Eles também puderam medir o efeito da migração, quando uma família muda de cidade ou até mesmo de região quando os filhos ainda são pequenos. “Crianças que se mudam para lugares melhores realmente se dão bem, e nosso resultado funciona dos dois lados.
Quando, por algum motivo, as crianças se mudam de um lugar melhor para um lugar pior, elas também têm um desempenho pior”, explica o pesquisador Lucas Warwar.
O estudo ainda não é suficiente para estabelecer, com rigor metodológico, as causas da baixa mobilidade social no Brasil, mas os resultados iniciais fornecem algumas pistas.
O papel da educação, segundo os pesquisadores, parece ser central na determinação da renda futura das crianças, e a qualidade do ensino tende a explicar as diferenças regionais. Um dos indícios é a constatação de que quanto mais novos são os filhos no momento da migração, maior é o impacto da mudança sobre sua renda futura.

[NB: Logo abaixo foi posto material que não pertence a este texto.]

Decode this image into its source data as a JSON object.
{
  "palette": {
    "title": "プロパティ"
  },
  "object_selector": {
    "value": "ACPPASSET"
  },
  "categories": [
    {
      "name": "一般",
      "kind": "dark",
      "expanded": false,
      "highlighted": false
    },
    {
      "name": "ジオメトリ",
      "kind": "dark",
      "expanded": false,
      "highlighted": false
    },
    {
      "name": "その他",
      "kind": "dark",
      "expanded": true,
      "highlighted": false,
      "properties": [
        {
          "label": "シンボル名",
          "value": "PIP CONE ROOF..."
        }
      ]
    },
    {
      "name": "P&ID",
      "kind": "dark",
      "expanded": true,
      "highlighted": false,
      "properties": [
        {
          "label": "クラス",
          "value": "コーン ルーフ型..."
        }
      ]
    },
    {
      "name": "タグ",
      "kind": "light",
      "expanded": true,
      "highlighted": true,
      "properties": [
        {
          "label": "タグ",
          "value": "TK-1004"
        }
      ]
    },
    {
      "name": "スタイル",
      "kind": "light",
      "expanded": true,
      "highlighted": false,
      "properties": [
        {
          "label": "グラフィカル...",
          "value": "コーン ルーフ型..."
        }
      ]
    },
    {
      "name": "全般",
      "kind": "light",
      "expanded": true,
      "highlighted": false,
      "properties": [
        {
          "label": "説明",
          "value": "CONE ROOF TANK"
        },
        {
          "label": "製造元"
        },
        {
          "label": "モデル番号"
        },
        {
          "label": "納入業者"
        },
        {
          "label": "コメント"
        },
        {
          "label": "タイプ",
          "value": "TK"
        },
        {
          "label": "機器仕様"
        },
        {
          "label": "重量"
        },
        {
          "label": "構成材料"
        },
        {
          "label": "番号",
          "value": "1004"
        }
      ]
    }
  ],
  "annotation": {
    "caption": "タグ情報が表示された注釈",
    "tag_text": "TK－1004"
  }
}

Os pesquisadores acreditam que isso tem relação com a qualidade da educação básica em cada local. Considerando um casal com filhos de 11 e 17 anos, por exemplo, o mais novo vai frequentar a escola na nova cidade, enquanto o mais velho já terá provavelmente concluído o ensino médio.
A leitura do resultado pode ser feita de duas maneiras: migrações podem ajudar a transformar a renda das crianças, e as regiões mais carentes deveriam receber mais atenção nos investimentos em educação.
Outros dados sobre desigualdade no Brasil já sugeriam uma sociedade com baixa mobilidade social, mas os autores do estudo acreditam que quantificar as diferenças pode ajudar a traçar um diagnóstico mais preciso dos problemas e definir políticas para enfrentá-los.
“Se a pessoa nasce na favela e sabe que vai ser pobre ou miserável a vida toda, ela pode escolher outros caminhos. As pessoas podem ir para a criminalidade. Tem pessoas com alto potencial que estão sendo desperdiçadas”, afirma Fonseca.